Essentially ~5-15 seconds of no-load warm-up time.
This morning it was ~40 in my garage and ~10 outside, and I will continue this through the whole winter.
yea having a garage rocks! Too bad mine is filled with the kids stuff and junk! I still ponder getting a coolant heater for my Jetta TDI. Not too expensive and would be nice to have heat sooner than just before I get to work. I think puting it on a timer so it came on a hour before i leave to warm up things. I just would have to remember to unplug it! LOL!.
..a garage is a definite plus (moreso a clean garage..i'm in the same boat as VWJunky minus the kids..just my junk in there..hehe)..but i'm definitely working myself up to a garage cleanup/toss-out, especially since it eliminates ice/defrost, which we get even down here in TEXus (a couple-a times a year, at least!)..
..the garaging thingy should be posted on the Tips portion of Fuelly, which for whatever reason i'm not able to add to (maybe `cause my ideas are all bad, i'll admit the possibility..heh!)..
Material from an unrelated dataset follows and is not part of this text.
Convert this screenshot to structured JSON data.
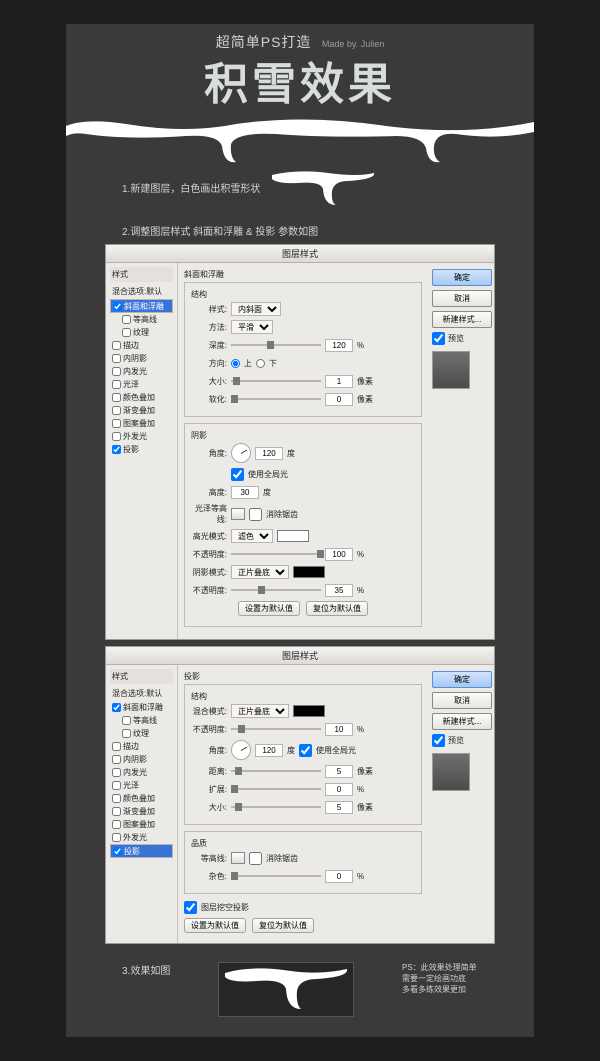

Put a remote start on your vehicle and you'll find yourself disregarding everything you know and believe about warming up your car. I am pretty good about it usually, but when that first cold snap hits... five to ten minute warm ups!! You just can't beat sitting down in a warm car that you didn't have to scrape when it is 20 degrees outside. I know how it kills mileage, but once it drops below 30, it's on!
As far as I am concerned, the difference is the ambient temperature. I would dare anyone to try driving their car, even very slowly, without thoroughly warming it up in sub-zero temperatures. I guarantee that the vehicle will not last. Synthetic motor oil helps lots, but there is also the matter of (automatic) transmission fluids being too thick to operate properly, and the strain that driving puts on an engine and transmission when differential lubricants are cold and stiff. Not to mention safety factors: the inability to deal with frost on the windshield (because the driver is expelling warm, moist breath) being one.
Again, talking about sub-zero or near sub-zero temps here... Avoid use "always" or "never" when giving advice, because there are variables that will change answers.
sub-zero is not used for most of the USA so that would be an exception to the rule. If you live in the artic you are in a whole different ball park and you know what to do to cars up there. I think some places have to keep the car going all the time just to keep it from freezing up. I know there has been lots of research on the subject from the military stand point. I think Always and Never is a tounge and cheek thing anyway as each car and its driver are different and where they live. I went to the Manila in the Phillippines in November and people were wearing coats at night when it was 85 deg. F. ! I was sweating! LOL! I know alot of people in the norther states most with Garages and they actually use them to keep there car in them for the winter. Also keeping lighter oil and other cold winter fluids is a must. My car would not warm up in the artic without help sitting at idle. I would have to at least have a coolent heater or oil heater to even want it up there. This is all friendly advice so please don't take it to heart with the ALway and never thing.